While it may be easier to write a static character than a dynamic one, static characters have a hard time keeping audience members’ attention, because there’s no character arc for the audience to be invested in. Since the character isn’t going to undergo any changes or learn any lessons, the character must be round in order to keep the audience’s attention. To write an interesting static character:

  • Focus on motivation. If the character is not going to change throughout the story, they need a good reason for it—are they too stubborn, too shy, or maybe too cruel? Coming up with a strong motivation for the character will help audiences believe that the character has a reason for being static.
  • Think about backstory. A character’s backstory is a great opportunity to make them interesting. Did they grow up on a farm, in the circus, or near a junkyard? How does this influence the way they look at the world?
  • Play with personality. A unique personality is a great way to keep audiences engaged in static characters. For instance, Sherlock Holmes is a famously well-loved static character, especially compelling because of his quirky, surprising personality.

What Is the Difference Between Dynamic and Static Characters?

Dynamic characters and static characters are opposites.
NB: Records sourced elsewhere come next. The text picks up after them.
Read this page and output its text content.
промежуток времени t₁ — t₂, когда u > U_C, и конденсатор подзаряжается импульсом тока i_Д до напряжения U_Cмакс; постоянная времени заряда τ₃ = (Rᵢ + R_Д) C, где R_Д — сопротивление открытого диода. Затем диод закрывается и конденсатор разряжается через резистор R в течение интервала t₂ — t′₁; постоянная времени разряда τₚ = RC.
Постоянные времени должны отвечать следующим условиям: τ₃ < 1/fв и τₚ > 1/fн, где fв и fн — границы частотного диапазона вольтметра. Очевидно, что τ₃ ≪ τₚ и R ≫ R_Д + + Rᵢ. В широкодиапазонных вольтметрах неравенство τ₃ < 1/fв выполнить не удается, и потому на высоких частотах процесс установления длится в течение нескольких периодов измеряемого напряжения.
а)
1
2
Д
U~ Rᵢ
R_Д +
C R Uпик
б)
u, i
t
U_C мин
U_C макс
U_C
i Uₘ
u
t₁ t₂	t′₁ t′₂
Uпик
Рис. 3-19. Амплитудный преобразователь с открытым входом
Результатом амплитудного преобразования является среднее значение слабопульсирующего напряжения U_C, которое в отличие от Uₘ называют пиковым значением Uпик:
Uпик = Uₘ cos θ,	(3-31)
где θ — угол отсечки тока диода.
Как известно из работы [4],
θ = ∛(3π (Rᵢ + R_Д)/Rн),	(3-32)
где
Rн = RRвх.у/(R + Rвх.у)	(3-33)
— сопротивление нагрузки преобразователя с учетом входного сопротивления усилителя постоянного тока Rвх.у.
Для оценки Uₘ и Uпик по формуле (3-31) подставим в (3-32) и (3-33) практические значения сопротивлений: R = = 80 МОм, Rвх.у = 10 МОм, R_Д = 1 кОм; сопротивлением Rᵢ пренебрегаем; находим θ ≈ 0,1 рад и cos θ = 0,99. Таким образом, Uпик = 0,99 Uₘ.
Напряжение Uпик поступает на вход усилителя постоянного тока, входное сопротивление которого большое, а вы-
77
While dynamic characters undergo significant internal change throughout a story, static characters stay the same.

They tend to differ in two other key areas, as well:

  • Role in the story. Overall, the protagonists in stories tend to be dynamic characters (like Ebenezer Scrooge), while the antagonists tend to be static characters (like Captain Hook). However, this isn’t always the case—Darth Vader is a famously dynamic antagonist, while Sherlock Holmes is a famously static protagonist.
  • Audience interest. In general, audiences are much more invested in dynamic characters, because the audience can engage with the character’s arc and root for them to change. Static characters need to have very interesting personalities and a significant amount of character depth in order to hold audience members’ attention in the same way.